For each of the next four days, I’ll be posting a new edition that covers my experience seeing a game at one of the final four active Major League ballparks I haven’t been to before this week. My wife and I have already seen three of them in the last three days, and will see the fourth and final one, Wrigley Field, tonight. This will complete my effort to see a game in each active Major League ballpark, and it will have taken me only 48 years to do it, which must be some kind of record.
First on the itinerary was PNC Park, home of the Pittsburgh Pirates. We arrived in town Friday after a few days in the DC/Northern Virginia area, with a stop at the Antietam National Battlefield along the way. I’d heard wonderful things about this ballpark and went into it with really high expectations. And, I have to say, it didn’t merely meet them, but far, far, FAR exceeded them.

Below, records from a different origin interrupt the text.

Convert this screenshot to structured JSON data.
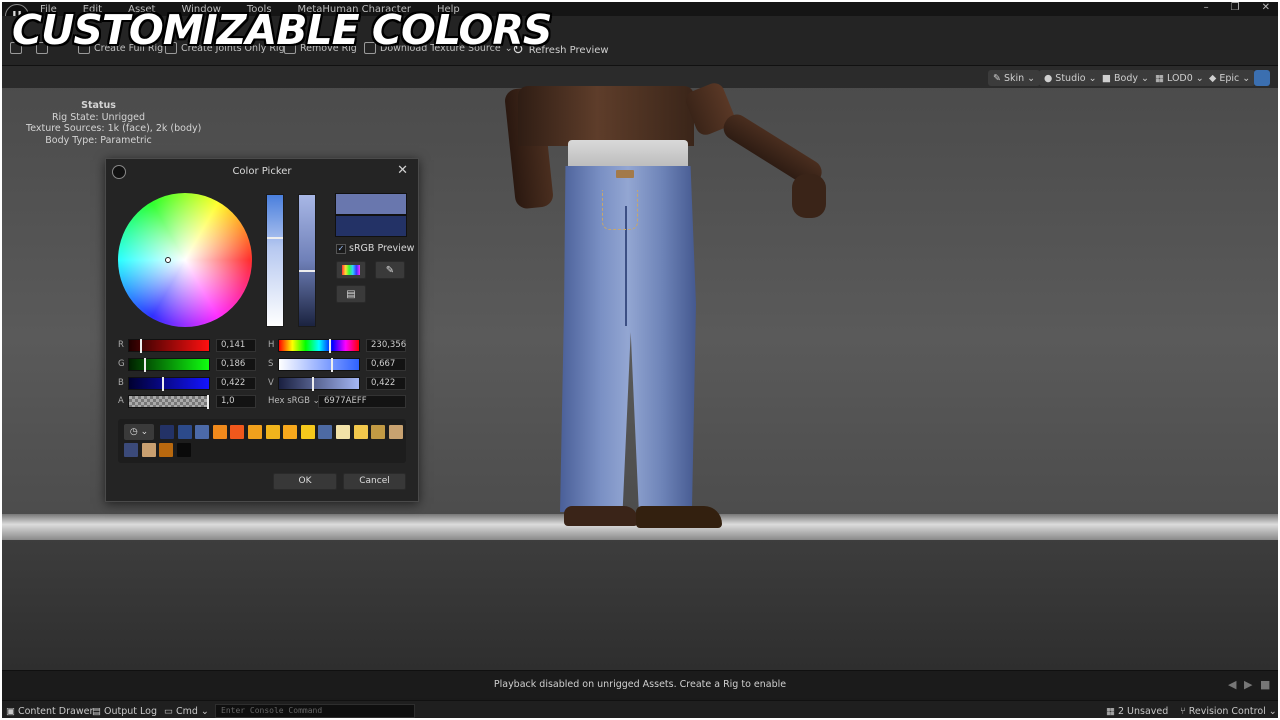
{
  "headline": "CUSTOMIZABLE COLORS",
  "menu": [
    "File",
    "Edit",
    "Asset",
    "Window",
    "Tools",
    "MetaHuman Character",
    "Help"
  ],
  "toolbar": {
    "create_full_rig": "Create Full Rig",
    "create_joints_only_rig": "Create Joints Only Rig",
    "remove_rig": "Remove Rig",
    "download_texture_source": "Download Texture Source",
    "refresh_preview": "Refresh Preview"
  },
  "viewport_toolbar": {
    "skin": "Skin",
    "studio": "Studio",
    "body": "Body",
    "lod": "LOD0",
    "quality": "Epic"
  },
  "status": {
    "title": "Status",
    "rig_state": "Rig State: Unrigged",
    "texture_sources": "Texture Sources: 1k (face), 2k (body)",
    "body_type": "Body Type: Parametric"
  },
  "color_picker": {
    "title": "Color Picker",
    "new_color": "#6977ae",
    "old_color": "#233266",
    "srgb_preview": "sRGB Preview",
    "channels": {
      "r": {
        "label": "R",
        "value": "0,141",
        "fraction": 0.141
      },
      "g": {
        "label": "G",
        "value": "0,186",
        "fraction": 0.186
      },
      "b": {
        "label": "B",
        "value": "0,422",
        "fraction": 0.422
      },
      "a": {
        "label": "A",
        "value": "1,0",
        "fraction": 1.0
      },
      "h": {
        "label": "H",
        "value": "230,356",
        "fraction": 0.64
      },
      "s": {
        "label": "S",
        "value": "0,667",
        "fraction": 0.667
      },
      "v": {
        "label": "V",
        "value": "0,422",
        "fraction": 0.422
      }
    },
    "hex_label": "Hex sRGB",
    "hex_value": "6977AEFF",
    "swatches": [
      "#233266",
      "#2c4a8a",
      "#4c6aa8",
      "#f08a1c",
      "#f0581c",
      "#f0a01c",
      "#f0b41c",
      "#f7a81c",
      "#f5c81c",
      "#4d6aa3",
      "#f2e2a8",
      "#f2c84c",
      "#c29a44",
      "#c8a270",
      "#3b4a7a",
      "#c9a070",
      "#b8680e",
      "#0a0a0a"
    ],
    "ok": "OK",
    "cancel": "Cancel"
  },
  "playback": {
    "message": "Playback disabled on unrigged Assets. Create a Rig to enable"
  },
  "bottom_bar": {
    "content_drawer": "Content Drawer",
    "output_log": "Output Log",
    "cmd": "Cmd",
    "console_placeholder": "Enter Console Command",
    "unsaved": "2 Unsaved",
    "revision_control": "Revision Control"
  }
}
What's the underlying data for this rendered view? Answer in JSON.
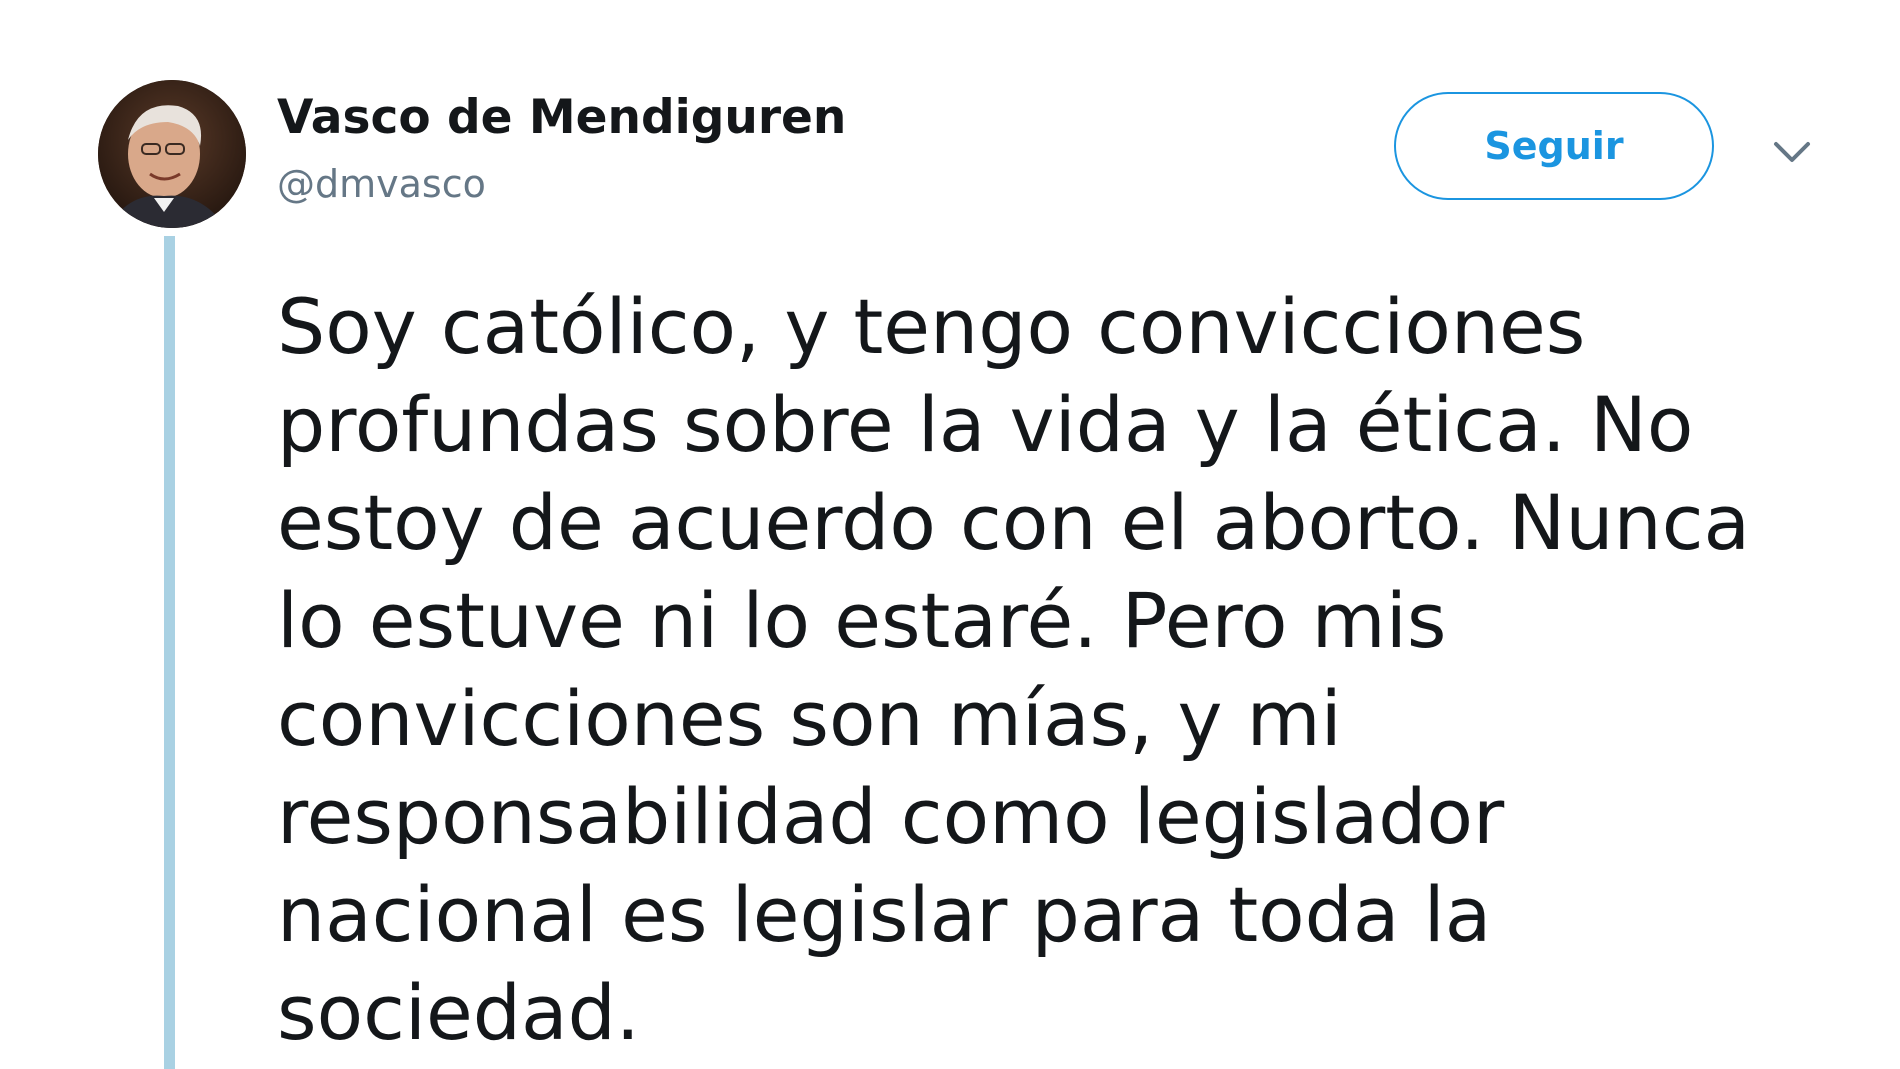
{
  "author": {
    "display_name": "Vasco de Mendiguren",
    "handle": "@dmvasco"
  },
  "actions": {
    "follow_label": "Seguir",
    "menu_icon": "chevron-down-icon"
  },
  "tweet": {
    "lines": [
      "Soy católico, y tengo convicciones",
      "profundas sobre la vida y la ética. No",
      "estoy de acuerdo con el aborto. Nunca",
      "lo estuve ni lo estaré. Pero mis",
      "convicciones son mías, y mi",
      "responsabilidad como legislador",
      "nacional es legislar para toda la",
      "sociedad."
    ]
  },
  "colors": {
    "accent": "#1b95e0",
    "thread_line": "#a9d1e3",
    "text": "#14171a",
    "secondary_text": "#657786"
  }
}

Before getting into the experience at the ballpark itself, I want to pause and highlight the sequence of events on our trip. Though I can’t claim to have considered this in advance, in retrospect it was fitting that we started in Washington given my interest in writing about the Negro Leagues. Washington is where the Homestead Grays played many of their home games in their later years at Griffith Stadium, which is where Bowie Kuhn saw them play as a teenage scoreboard operator. Their talent impacted him so much that years later, in one of the few clearly admirable aspects of his time as commissioner of baseball, he advocated for the election of Negro Leagues players to the Hall of Fame.